右上にいくつか島があるがそれ以外のところは海になっていた。
「レイスリンの主都はここ」
と地図の中央に碁石のような黒い丸石を置くトッド。
「ミゼラ帝国とオーグパイム司教領の主都はここ。」
と僕から見て地図の右側に白い丸石を2つ置く。
ちょうど三角形ができあがる寸法だ。
「それぞれ馬車で一週間程度の行程なんだが・・・」
とここでトッドは一旦間を置き、ズボンのポケットからメモを取り出す。
「少し遠回りにはなるが、イニレ領を通過する。ついでにお前の領地にも寄っとけって宰相様から言われてるから、これは変更できない。」
「なるほど。了解。」
どこかのタイミングで寄らねばと思っていたので、宰相さんの指示は渡りに船だ。
「なので、イニレ領で一泊、お前の領地のアニストン領で一泊。」
ヒビキが首都のそれよりは小さい石をそれぞれ並べていく。宿泊地を意味しているようだ。
「そういえば、本当にアニストン領のままでいいのか。名前は変更するもんだが。」
「良いよ。自分の住んでる土地の名前が変わると領民も困るだろ。」
「まあ、お前が良いならいいんだが・・・。」
とトッドは納得いってない顔をしながら、話を続ける。
「次がティテック伯領で一泊」
「パーティでローラさんが最初に話してた女性のところね。」
とトリィが補足してくれる。
「そしてここから野宿3回。」
ヒビキが無言で等間隔に小石を置いていく。
「野宿3回か。多いね」
「ああ、村は点々とあるが、大人数が泊まれるほどの施設はないんだ。」
帰省した時にそんなに野宿したっけな?と気になっていたが、大人数で泊まれないと聞き得心する。

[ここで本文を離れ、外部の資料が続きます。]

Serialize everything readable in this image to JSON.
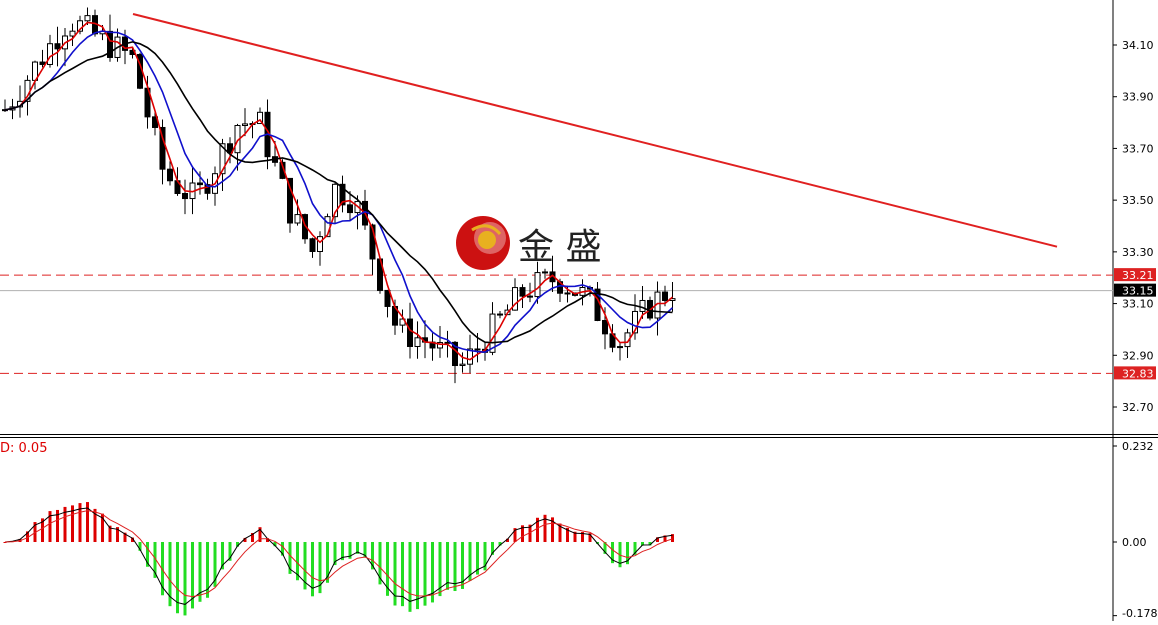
{
  "colors": {
    "background": "#ffffff",
    "axis": "#000000",
    "bull_body": "#ffffff",
    "candle_line": "#000000",
    "bear_body": "#000000",
    "ma_fast": "#dd0000",
    "ma_mid": "#1010cc",
    "ma_slow": "#000000",
    "trendline": "#e02020",
    "level_line": "#dd2222",
    "current_price_line": "#b0b0b0",
    "hist_positive": "#dd0000",
    "hist_negative": "#22dd22",
    "macd_line": "#000000",
    "signal_line": "#dd2222",
    "logo_red": "#cc1111",
    "logo_gold": "#e8b020"
  },
  "logo": {
    "text": "金 盛",
    "icon": "logo-globe-icon"
  },
  "price_panel": {
    "y_ticks": [
      "34.10",
      "33.90",
      "33.70",
      "33.50",
      "33.30",
      "33.10",
      "32.90",
      "32.70"
    ],
    "level_labels": {
      "resistance": "33.21",
      "support": "32.83"
    },
    "current_price_label": "33.15"
  },
  "indicator_panel": {
    "label": "D: 0.05",
    "y_ticks": [
      "0.232",
      "0.00",
      "-0.178"
    ]
  },
  "chart_data": {
    "type": "candlestick",
    "title": "",
    "xlabel": "",
    "ylabel": "",
    "ylim": [
      32.6,
      34.25
    ],
    "grid": false,
    "candle_count": 90,
    "approx_path": [
      [
        0,
        33.85
      ],
      [
        12,
        34.2
      ],
      [
        24,
        34.05
      ],
      [
        30,
        33.6
      ],
      [
        36,
        33.5
      ],
      [
        44,
        33.8
      ],
      [
        48,
        33.8
      ],
      [
        54,
        33.45
      ],
      [
        58,
        33.3
      ],
      [
        62,
        33.55
      ],
      [
        66,
        33.5
      ],
      [
        74,
        33.0
      ],
      [
        80,
        32.95
      ],
      [
        86,
        32.85
      ],
      [
        92,
        33.0
      ],
      [
        98,
        33.15
      ],
      [
        104,
        33.2
      ],
      [
        110,
        33.12
      ],
      [
        116,
        32.95
      ],
      [
        122,
        33.1
      ],
      [
        126,
        33.16
      ]
    ],
    "series": [
      {
        "kind": "moving_average",
        "values_desc": "fast MA, red"
      },
      {
        "kind": "moving_average",
        "values_desc": "mid MA, blue"
      },
      {
        "kind": "moving_average",
        "values_desc": "slow MA, black"
      }
    ],
    "trendline": {
      "from": [
        33.0,
        34.22
      ],
      "to": [
        126.0,
        33.32
      ]
    },
    "levels": [
      33.21,
      32.83
    ],
    "last_price": 33.15,
    "indicator": {
      "type": "macd_histogram",
      "ylim": [
        -0.178,
        0.232
      ],
      "last_value": 0.05
    }
  }
}
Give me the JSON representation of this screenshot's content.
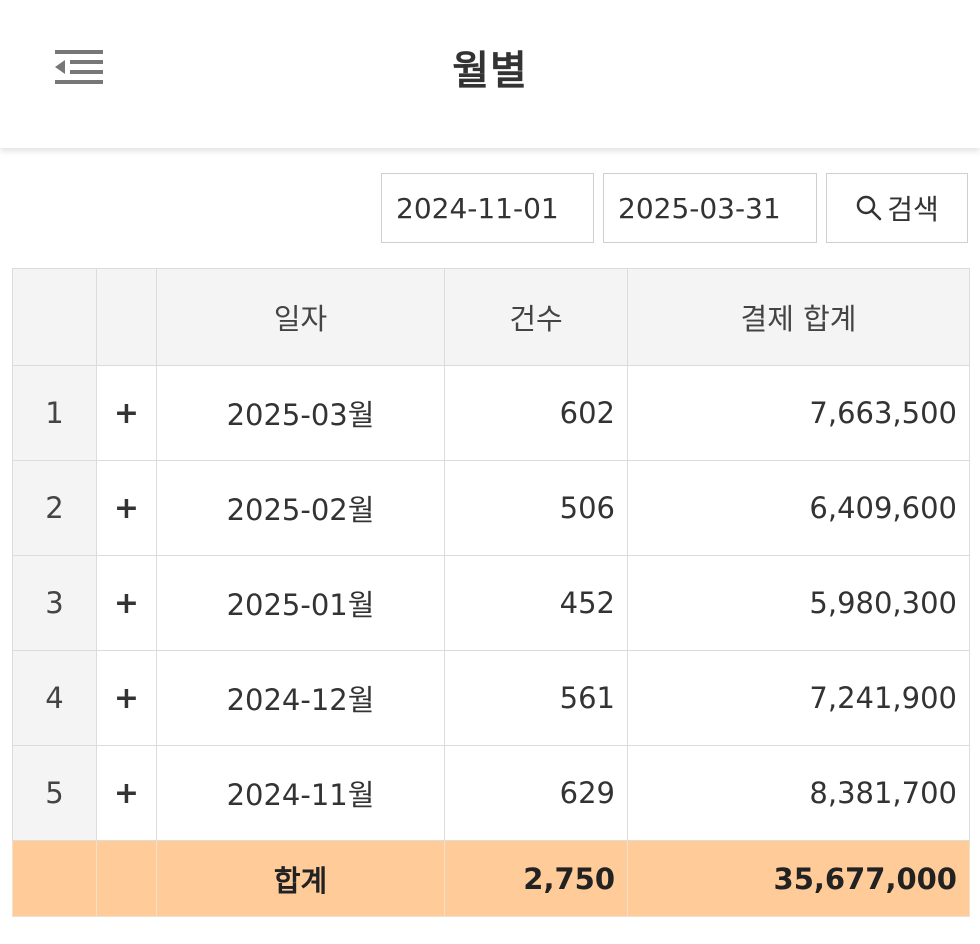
{
  "header": {
    "title": "월별",
    "menu_icon": "menu-collapse-icon"
  },
  "search": {
    "date_from": "2024-11-01",
    "date_to": "2025-03-31",
    "button_label": "검색",
    "button_icon": "search-icon"
  },
  "table": {
    "columns": {
      "rownum": "",
      "expand": "",
      "date": "일자",
      "count": "건수",
      "amount": "결제 합계"
    },
    "expand_symbol": "+",
    "rows": [
      {
        "num": "1",
        "date": "2025-03월",
        "count": "602",
        "amount": "7,663,500"
      },
      {
        "num": "2",
        "date": "2025-02월",
        "count": "506",
        "amount": "6,409,600"
      },
      {
        "num": "3",
        "date": "2025-01월",
        "count": "452",
        "amount": "5,980,300"
      },
      {
        "num": "4",
        "date": "2024-12월",
        "count": "561",
        "amount": "7,241,900"
      },
      {
        "num": "5",
        "date": "2024-11월",
        "count": "629",
        "amount": "8,381,700"
      }
    ],
    "total": {
      "label": "합계",
      "count": "2,750",
      "amount": "35,677,000"
    }
  },
  "colors": {
    "total_row_bg": "#ffcc99",
    "header_bg": "#f4f4f4",
    "border": "#dcdcdc"
  }
}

「その後は帝国領。グリフィス辺境伯領で1泊、その次にオラゾーラ侯爵。ここでローラ様が、オーウェン王子の婿入りの話をされるが、ここでの宿泊日数は調整内容次第だな。」
「日数長引くようなら帝都に寄らずに、うちの親に来てもらう形にするよ。」
「まあ、それなら日数は短縮できるな。」
「んでそこから、オーグパイム司教領までだが、再びグリフィス辺境伯領で1泊の後は野宿2回。」
ヒビキが再びに小石を置いていく。
「オーグパイム司教領は帰りも含めて全部アドリアーナさんまかせ。と、ここまではいいんだが。」
とトッドが手元のメモを畳む。
「ん、もう王国戻ったら問題ないでしょ。」
と問いかける僕に、
「いや、帰国最初のドリル子爵領での1泊はいいんだけど、その後の2泊がムーンオーバー侯爵領なんだよ。お前らそこのボスに恥かかせただろ?」
とトッドが少し真面目な顔をして言った。
「恥はかかせてないよ。息子さんがローラさんにちょっかい出してきたと思ったら、侯爵さんじきじきに”息子が失礼しました”って。」
「でもそこにはアドリアーナさんがいたんだろ?オーグパイム司教領に近いんだからあの人に気を使って矛を下げただけだとしたら、アドリアーナさんがいない状態のお前とローラさんになんらかの意趣返ししそうな気がしないか?」
「気にしすぎじゃない?」
「そうかもしれない。でもお前よりは貴族ってもんを知ってる俺が心配してるってことだけは覚えておいてくれ。」
とトッドは心配そうに言うのが、僕としては”フラグ立ちそうなセリフを言うんじゃない。”と思わずにはいられなかった。